UMA BANANA PARA O RACISMO
Justiça

UMA BANANA PARA O RACISMO



ZERO HORA 29 de abril de 2014 | N° 17778


LUÍS HENRIQUE BENFICA


TAPA DE LUVA



Um protesto original, inteligente, muito mais contundente contra o racismo, por seu caráter inovador, do que discursos ou denúncias.

É dessa forma que especialistas ouvidos por Zero Hora qualificam o inesperado ato de Daniel Alves, que comeu uma banana jogada em sua direção por torcedores do Villarreal, em partida disputada domingo, na Espanha.

Incentivado pelo gesto do lateral do Barcelona, o craque Neymar lançou uma campanha nas redes sociais, conclamando as pessoas que condenaram a ação do torcedor do Villarreal a publicar selfies comendo banana sob a hashtag “#somostodosmacacos”, rapidamente acolhida por celebridades e cidadãos comuns.
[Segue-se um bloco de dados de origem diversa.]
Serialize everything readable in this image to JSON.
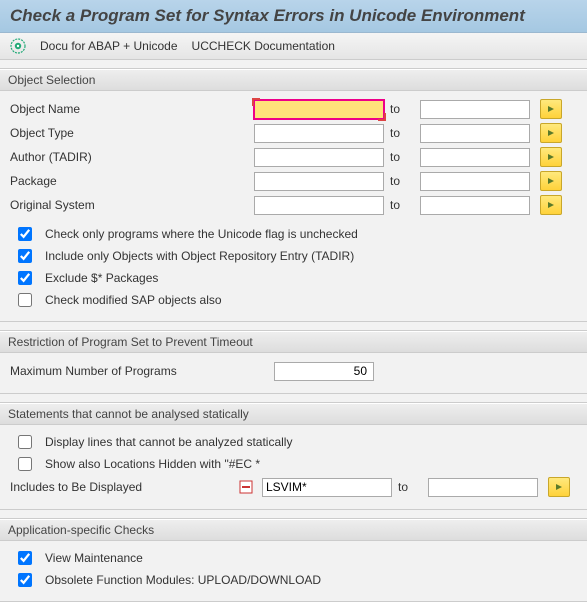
{
  "title": "Check a Program Set for Syntax Errors in Unicode Environment",
  "toolbar": {
    "docu_link": "Docu for ABAP + Unicode",
    "uccheck_doc": "UCCHECK Documentation"
  },
  "to_label": "to",
  "sections": {
    "obj_sel": {
      "title": "Object Selection",
      "rows": {
        "object_name": {
          "label": "Object Name",
          "from": "",
          "to": ""
        },
        "object_type": {
          "label": "Object Type",
          "from": "",
          "to": ""
        },
        "author": {
          "label": "Author (TADIR)",
          "from": "",
          "to": ""
        },
        "package": {
          "label": "Package",
          "from": "",
          "to": ""
        },
        "orig_system": {
          "label": "Original System",
          "from": "",
          "to": ""
        }
      },
      "checks": {
        "c1": {
          "label": "Check only programs where the Unicode flag is unchecked",
          "checked": true
        },
        "c2": {
          "label": "Include only Objects with Object Repository Entry (TADIR)",
          "checked": true
        },
        "c3": {
          "label": "Exclude $* Packages",
          "checked": true
        },
        "c4": {
          "label": "Check modified SAP objects also",
          "checked": false
        }
      }
    },
    "restriction": {
      "title": "Restriction of Program Set to Prevent Timeout",
      "max_programs_label": "Maximum Number of Programs",
      "max_programs_value": "50"
    },
    "stmts": {
      "title": "Statements that cannot be analysed statically",
      "checks": {
        "s1": {
          "label": "Display lines that cannot be analyzed statically",
          "checked": false
        },
        "s2": {
          "label": "Show also Locations Hidden with \"#EC *",
          "checked": false
        }
      },
      "includes": {
        "label": "Includes to Be Displayed",
        "from": "LSVIM*",
        "to": ""
      }
    },
    "app_checks": {
      "title": "Application-specific Checks",
      "checks": {
        "a1": {
          "label": "View Maintenance",
          "checked": true
        },
        "a2": {
          "label": "Obsolete Function Modules: UPLOAD/DOWNLOAD",
          "checked": true
        }
      }
    }
  }
}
Para Roberto Romano, professor de política e de ética da Unicamp, “trata-se de um ato político transcendental”, comparável à Marcha do Sal, através da qual a Índia, liderada por Mahatma Gandhi, se insurgiu, de forma pacífica, contra o império britânico. Em 1930, sob a liderança de Gandhi, milhares de indianos se dirigiram ao mar para coletar o próprio sal de cozinha, contrariando determinação do Reino Unido, que os obrigava a adquirir o produto industrializado. A lei seria abolida logo depois.

Na opinião de Romano, o jogador do Barcelona teve a lucidez de introduzir na discussão do racismo um elemento novo, que foge ao convencional, pelo qual o ofendido reage de maneira irritada, mas não vê o debate ganhar consequência prática. Em sua visão, o baiano Daniel Alves, que reforçava o orçamento da família trabalhando na roça na infância, compôs, sem palavras, “uma imagem extremamente eloquente, superior a muitas pregações que, por vezes, se tornam monótonas”.

– Foi um gesto genial, de uma felicidade ética absoluta. Ele deu um choque. Seu gesto simbólico terá mais peso do que muitos discursos. Fiquei orgulhoso em tê-lo como compatriota – emociona-se.

Integrante do grupo de articulação do Fórum Social Mundial para o Movimento Negro, José Antônio dos Santos da Silva não viu na ação de Daniel Alves a atitude de quem se conforma ante uma situação impossível de ser modificada.

Enxerga, ao contrário, um ato de repúdio, só que feito de forma madura.

Como Roberto Romano, José Antonio valoriza o fato de Daniel Alves não ter jogado a banana de volta ao torcedor.

– Esse seria um gesto tão grosseiro quanto o da torcida – avalia.

Advogado e militante da causa negra, Antônio Carlos Côrtes espera que a legislação brasileira tipifique os crimes raciais. Ele se diz convencido de que o gesto de Daniel Alves provocará uma conscientização do mundo do futebol para o problema do racismo. Fonte de energia, a banana foi a forma encontrada pelo jogador para mostrar que está cansado da situação.

Sociólogo do Grupo de Pesquisa Violência e Cidadania da UFRGS, Alex Niche Teixeira elogia a capacidade de Daniel Alves de desqualificar o gesto racista do torcedor. Ele vê paralelo entre o ocorrido e o que faz a torcida do Inter, ao enfraquecer o gesto de alguns torcedores gremistas usando a figura do macaco como seu símbolo.

– O que Daniel Alves fez não resolve a questão do racismo, mas inova na forma de estabelecer o debate – interpreta Alex.